Seinem Aufruf zur Abwahl sind Bettermann schon einige gefolgt. Rund 5.300 Mendener sprachen sich bereits mit ihrer Unterschrift gegen den amtierenden Bürgermeister aus. Aus Unzufriedenheit mit Fleiges Handeln oder aus Angst vor den Konsequenzen, wenn sie es nicht tun? Die Firma OBO BETTERMANN GmbH und Co. KG bietet schließlich zirka 1.000 Mendenern einen sicheren Arbeitsplatz.


Rechte Absichten, aber missratene Lösung?

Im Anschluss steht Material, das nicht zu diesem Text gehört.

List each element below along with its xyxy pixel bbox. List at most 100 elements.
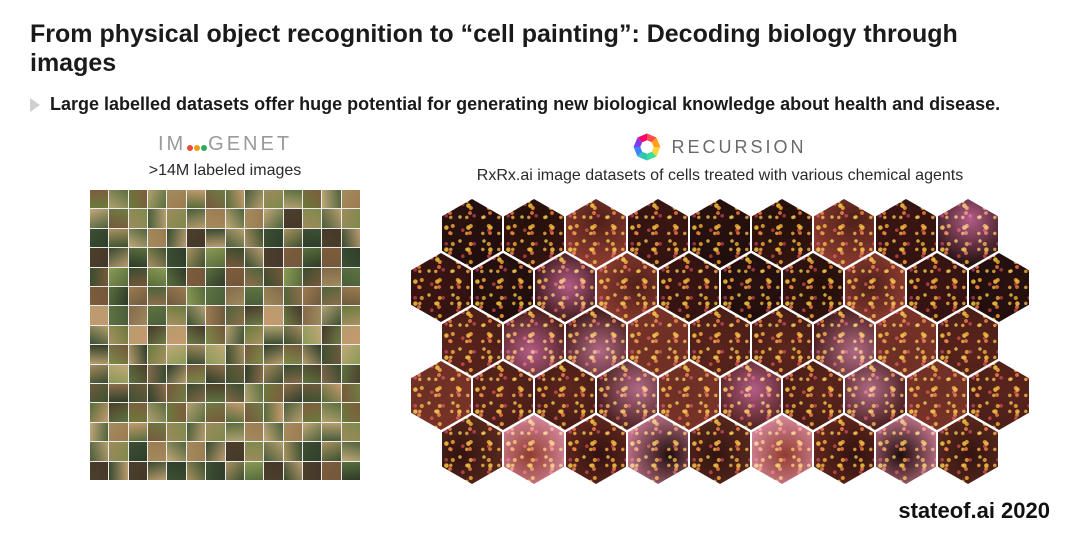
- imagenet-tile: [303, 287, 321, 305]
- imagenet-tile: [264, 287, 282, 305]
- imagenet-tile: [284, 190, 302, 208]
- imagenet-tile: [264, 209, 282, 227]
- imagenet-tile: [303, 365, 321, 383]
- imagenet-tile: [206, 345, 224, 363]
- imagenet-tile: [226, 209, 244, 227]
- cell-hex: [814, 415, 874, 484]
- imagenet-tile: [109, 365, 127, 383]
- imagenet-tile: [187, 287, 205, 305]
- imagenet-tile: [90, 268, 108, 286]
- imagenet-tile: [342, 326, 360, 344]
- imagenet-tile: [109, 190, 127, 208]
- imagenet-tile: [206, 423, 224, 441]
- slide: From physical object recognition to “cel…: [0, 0, 1080, 538]
- imagenet-tile: [303, 326, 321, 344]
- imagenet-tile: [167, 365, 185, 383]
- imagenet-tile: [303, 229, 321, 247]
- imagenet-tile: [167, 306, 185, 324]
- imagenet-tile: [90, 248, 108, 266]
- imagenet-tile: [284, 287, 302, 305]
- imagenet-tile: [226, 248, 244, 266]
- imagenet-tile: [245, 209, 263, 227]
- imagenet-logo-dot: [201, 145, 207, 151]
- imagenet-tile: [264, 190, 282, 208]
- imagenet-tile: [187, 306, 205, 324]
- imagenet-tile: [129, 442, 147, 460]
- imagenet-tile: [148, 248, 166, 266]
- cell-hex: [876, 415, 936, 484]
- imagenet-tile: [167, 442, 185, 460]
- imagenet-tile: [206, 268, 224, 286]
- imagenet-tile: [264, 268, 282, 286]
- imagenet-tile: [264, 365, 282, 383]
- imagenet-tile: [322, 384, 340, 402]
- imagenet-tile: [303, 384, 321, 402]
- imagenet-tile: [342, 248, 360, 266]
- imagenet-tile: [284, 306, 302, 324]
- imagenet-tile: [206, 287, 224, 305]
- imagenet-tile: [90, 229, 108, 247]
- cell-hex: [504, 415, 564, 484]
- imagenet-tile: [245, 384, 263, 402]
- imagenet-tile: [245, 268, 263, 286]
- imagenet-tile: [322, 326, 340, 344]
- imagenet-tile: [284, 365, 302, 383]
- imagenet-tile: [284, 384, 302, 402]
- imagenet-column: IM GENET >14M labeled images: [80, 133, 370, 480]
- imagenet-tile: [342, 442, 360, 460]
- imagenet-tile: [90, 403, 108, 421]
- imagenet-tile: [284, 462, 302, 480]
- imagenet-tile: [264, 384, 282, 402]
- imagenet-tile: [167, 287, 185, 305]
- imagenet-tile: [264, 345, 282, 363]
- imagenet-tile: [109, 229, 127, 247]
- imagenet-tile: [148, 229, 166, 247]
- imagenet-tile: [226, 403, 244, 421]
- imagenet-tile: [245, 248, 263, 266]
- imagenet-tile: [109, 423, 127, 441]
- imagenet-tile: [303, 462, 321, 480]
- imagenet-tile: [109, 306, 127, 324]
- imagenet-tile: [187, 209, 205, 227]
- imagenet-tile: [322, 345, 340, 363]
- imagenet-tile: [187, 268, 205, 286]
- imagenet-tile: [322, 365, 340, 383]
- bullet-icon: [30, 98, 40, 112]
- imagenet-tile: [284, 268, 302, 286]
- imagenet-tile: [322, 442, 340, 460]
- imagenet-tile: [303, 306, 321, 324]
- imagenet-tile: [109, 403, 127, 421]
- imagenet-tile: [109, 345, 127, 363]
- cell-hex: [442, 415, 502, 484]
- imagenet-tile: [303, 345, 321, 363]
- imagenet-tile: [284, 403, 302, 421]
- imagenet-tile: [129, 190, 147, 208]
- imagenet-tile: [245, 423, 263, 441]
- imagenet-tile: [187, 365, 205, 383]
- imagenet-tile: [342, 229, 360, 247]
- imagenet-tile: [167, 268, 185, 286]
- imagenet-tile: [129, 306, 147, 324]
- imagenet-tile: [284, 423, 302, 441]
- imagenet-tile: [226, 423, 244, 441]
- imagenet-tile: [187, 345, 205, 363]
- imagenet-tile: [342, 287, 360, 305]
- imagenet-tile: [245, 403, 263, 421]
- footer-credit: stateof.ai 2020: [898, 498, 1050, 524]
- imagenet-tile: [129, 287, 147, 305]
- imagenet-tile: [322, 190, 340, 208]
- imagenet-tile: [148, 345, 166, 363]
- imagenet-tile: [226, 229, 244, 247]
- imagenet-tile: [264, 403, 282, 421]
- imagenet-tile: [226, 190, 244, 208]
- imagenet-tile: [303, 209, 321, 227]
- imagenet-tile: [90, 442, 108, 460]
- recursion-column: RECURSION RxRx.ai image datasets of cell…: [410, 133, 1030, 480]
- imagenet-tile: [90, 365, 108, 383]
- imagenet-tile: [264, 248, 282, 266]
- cell-hex: [690, 415, 750, 484]
- imagenet-tile: [187, 229, 205, 247]
- imagenet-tile: [90, 287, 108, 305]
- imagenet-tile: [206, 209, 224, 227]
- imagenet-tile: [148, 423, 166, 441]
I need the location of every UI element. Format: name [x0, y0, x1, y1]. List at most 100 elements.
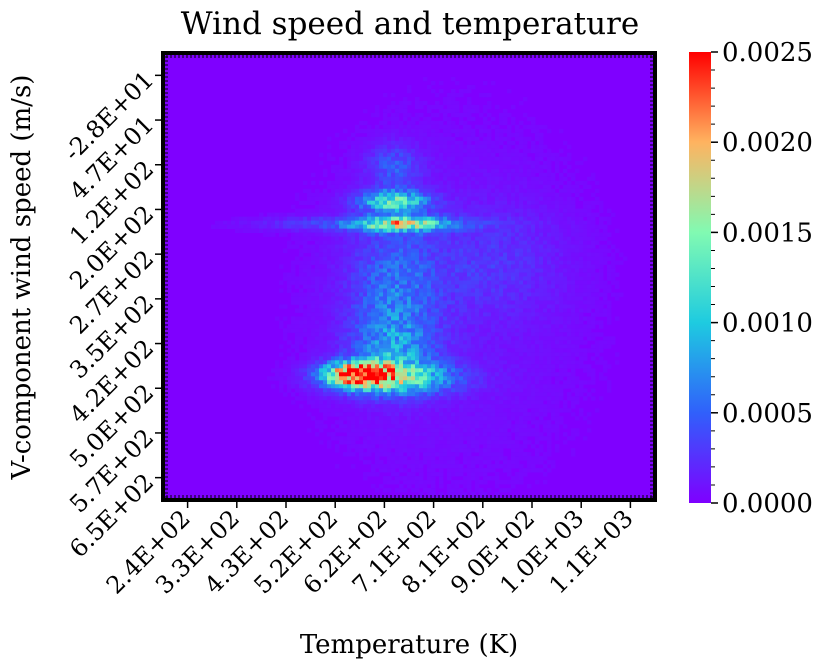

Doch die Anzahl der Stimmen lässt einen doch aufhorchen und feststellen, dass offenbar viele Bürger mit der Situation ihrer Stadt Menden nicht zufrieden sind. Ob es an Bürgermeister Volker Fleige selbst liegt oder an den vielen Problemen der Stadt, wie zum Beispiel der finanziellen Lage, ist schwer zu beurteilen. Durchaus wird sich Volker Fleige bei einem Teil seiner Bürger durch einzelne Vorgehensweisen unbeliebt gemacht haben. Andere wiederum treten für den Verwaltungschef ein und loben, dass er die Probleme endlich anpackt. Doch all das rechtfertigt wohl kaum eine anschuldigende Kampagne eines Unternehmensführers, die weder Kopf noch Fuß hat und den Verdacht aufkommen lässt, dass „Fleige macht die Fliege“ aus rein persönlichem Interesse ins Leben gerufen wurde. Denn Kontroversen zwischen Ulrich Bettermann und Volker Fleige, unter anderem um das Grundstück „Saure Kamp“, sind schon lange bekannt.
Die initiierte Abwahl des Mendener Bürgermeisters bleibt für mich ohne schlüssige Rechtfertigung und daher nicht nachvollziehbar.